Now then, you wanted me to answer a few questions.
I guess I will be better off for it,
Oh, you totally will.
but I tire of her blaming me and talking shit to her friends.
Well, that’s what cheaters do. But it won’t matter, because you can’t hear her when you go no contact, and her friends aren’t your friends.
Why do all cheaters do the same stupid shit?
Because there are only so many ways to manipulate a person.
Why do they all have a set of rules for them and a set for everybody else?
Because entitlement feels great (if you have no empathy) and it is Good to Be King (or Queen).
Think about it — why is all the Stupid Shit Cheaters Say so damn similar? Why is there a script? Why is their behavior, even as chaotic and self destructive as it is, so predictable? Because there are only so many moves on the chessboard.
You do a Bad Thing and don’t want to be accountable?
Project it on to your chump.
Flip the channels — rage, charm, self-pity (which are all just kinds of deflection).
And when all that fails? Live in an alternative reality.

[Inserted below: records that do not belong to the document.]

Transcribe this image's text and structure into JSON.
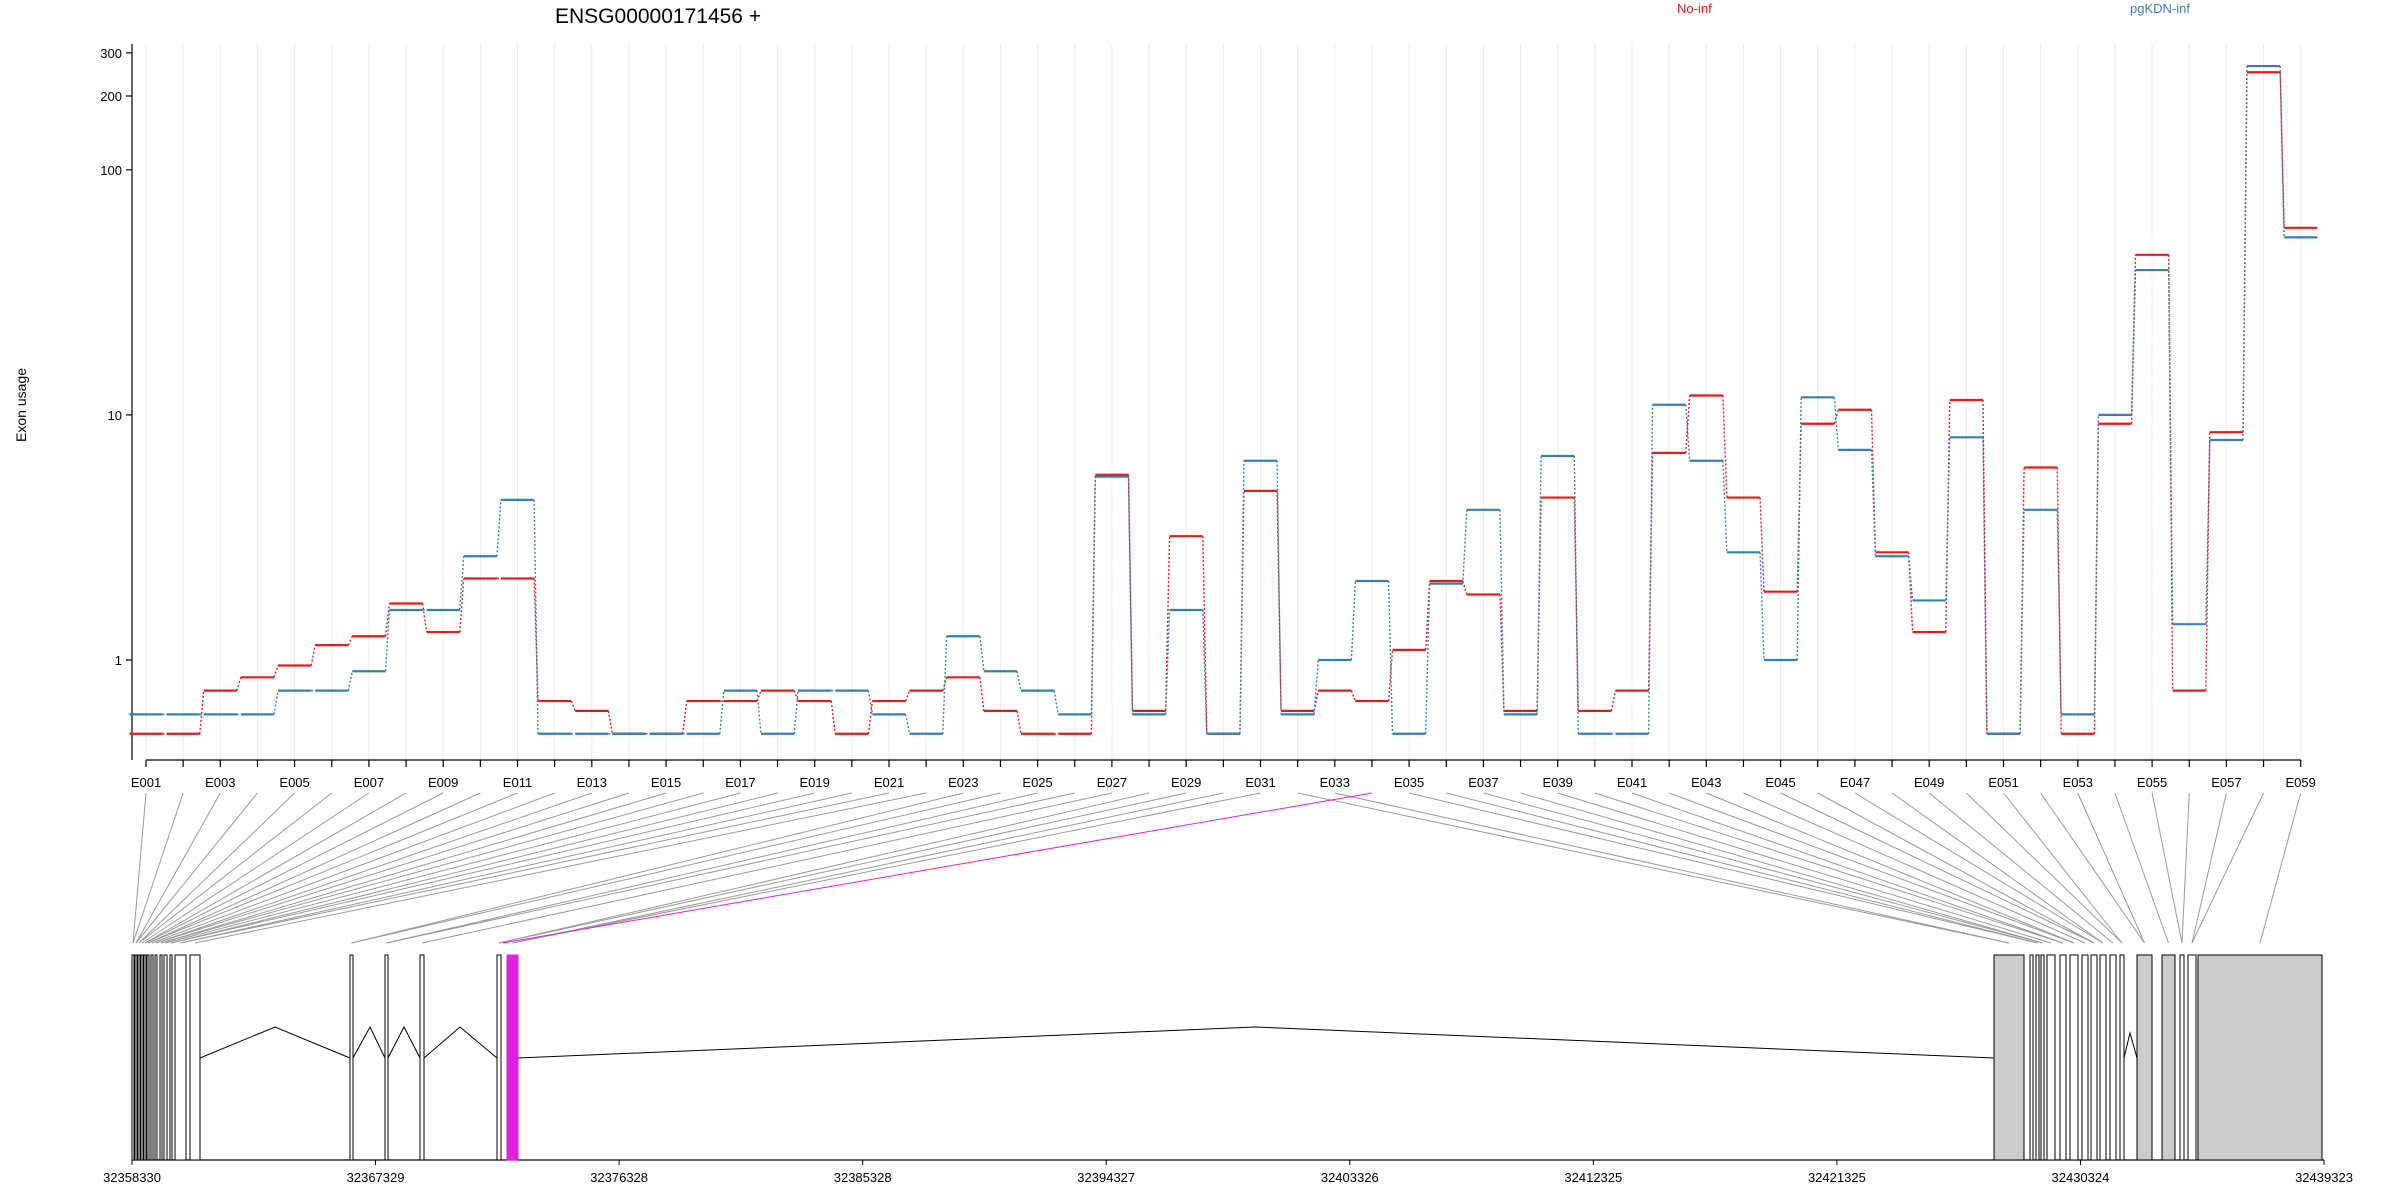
{
  "chart_data": {
    "type": "line",
    "title": "ENSG00000171456 +",
    "ylabel": "Exon usage",
    "yscale": "log",
    "ylim": [
      0.45,
      320
    ],
    "yticks": [
      1,
      10,
      100,
      200,
      300
    ],
    "grid": true,
    "legend_placement": "top",
    "exon_labels": [
      "E001",
      "E003",
      "E005",
      "E007",
      "E009",
      "E011",
      "E013",
      "E015",
      "E017",
      "E019",
      "E021",
      "E023",
      "E025",
      "E027",
      "E029",
      "E031",
      "E033",
      "E035",
      "E037",
      "E039",
      "E041",
      "E043",
      "E045",
      "E047",
      "E049",
      "E051",
      "E053",
      "E055",
      "E057",
      "E059"
    ],
    "exons": [
      "E001",
      "E002",
      "E003",
      "E004",
      "E005",
      "E006",
      "E007",
      "E008",
      "E009",
      "E010",
      "E011",
      "E012",
      "E013",
      "E014",
      "E015",
      "E016",
      "E017",
      "E018",
      "E019",
      "E020",
      "E021",
      "E022",
      "E023",
      "E024",
      "E025",
      "E026",
      "E027",
      "E028",
      "E029",
      "E030",
      "E031",
      "E032",
      "E033",
      "E034",
      "E035",
      "E036",
      "E037",
      "E038",
      "E039",
      "E040",
      "E041",
      "E042",
      "E043",
      "E044",
      "E045",
      "E046",
      "E047",
      "E048",
      "E049",
      "E050",
      "E051",
      "E052",
      "E053",
      "E054",
      "E055",
      "E056",
      "E057",
      "E058",
      "E059"
    ],
    "series": [
      {
        "name": "No-inf",
        "color": "#e41a1c",
        "values": [
          0.5,
          0.5,
          0.75,
          0.85,
          0.95,
          1.15,
          1.25,
          1.7,
          1.3,
          2.15,
          2.15,
          0.68,
          0.62,
          0.5,
          0.5,
          0.68,
          0.68,
          0.75,
          0.68,
          0.5,
          0.68,
          0.75,
          0.85,
          0.62,
          0.5,
          0.5,
          5.7,
          0.62,
          3.2,
          0.5,
          4.9,
          0.62,
          0.75,
          0.68,
          1.1,
          2.1,
          1.85,
          0.62,
          4.6,
          0.62,
          0.75,
          7.0,
          12.0,
          4.6,
          1.9,
          9.2,
          10.5,
          2.75,
          1.3,
          11.5,
          0.5,
          6.1,
          0.5,
          9.2,
          45,
          0.75,
          8.5,
          250,
          58
        ]
      },
      {
        "name": "pgKDN-inf",
        "color": "#377eb8",
        "values": [
          0.6,
          0.6,
          0.6,
          0.6,
          0.75,
          0.75,
          0.9,
          1.6,
          1.6,
          2.65,
          4.5,
          0.5,
          0.5,
          0.5,
          0.5,
          0.5,
          0.75,
          0.5,
          0.75,
          0.75,
          0.6,
          0.5,
          1.25,
          0.9,
          0.75,
          0.6,
          5.6,
          0.6,
          1.6,
          0.5,
          6.5,
          0.6,
          1.0,
          2.1,
          0.5,
          2.05,
          4.1,
          0.6,
          6.8,
          0.5,
          0.5,
          11.0,
          6.5,
          2.75,
          1.0,
          11.8,
          7.2,
          2.65,
          1.75,
          8.1,
          0.5,
          4.1,
          0.6,
          10.0,
          39,
          1.4,
          7.9,
          265,
          53
        ]
      }
    ]
  },
  "gene_model": {
    "coordinate_labels": [
      "32358330",
      "32367329",
      "32376328",
      "32385328",
      "32394327",
      "32403326",
      "32412325",
      "32421325",
      "32430324",
      "32439323"
    ],
    "highlighted_exon": "E034",
    "highlight_color": "#e020e0"
  }
}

One where your superiority is preserved and you’re free from all the controlling, horrid little people who Expect Things.
Alex, do you want to live in her Bizarro World?
She’ll see no personal growth and continue to make mistakes.
Her human potential is not your problem, Alex. In Bizarro World, every day is a carnival of fuckwit obliviousness.
Live in the truth and stay no contact. Better days ahead.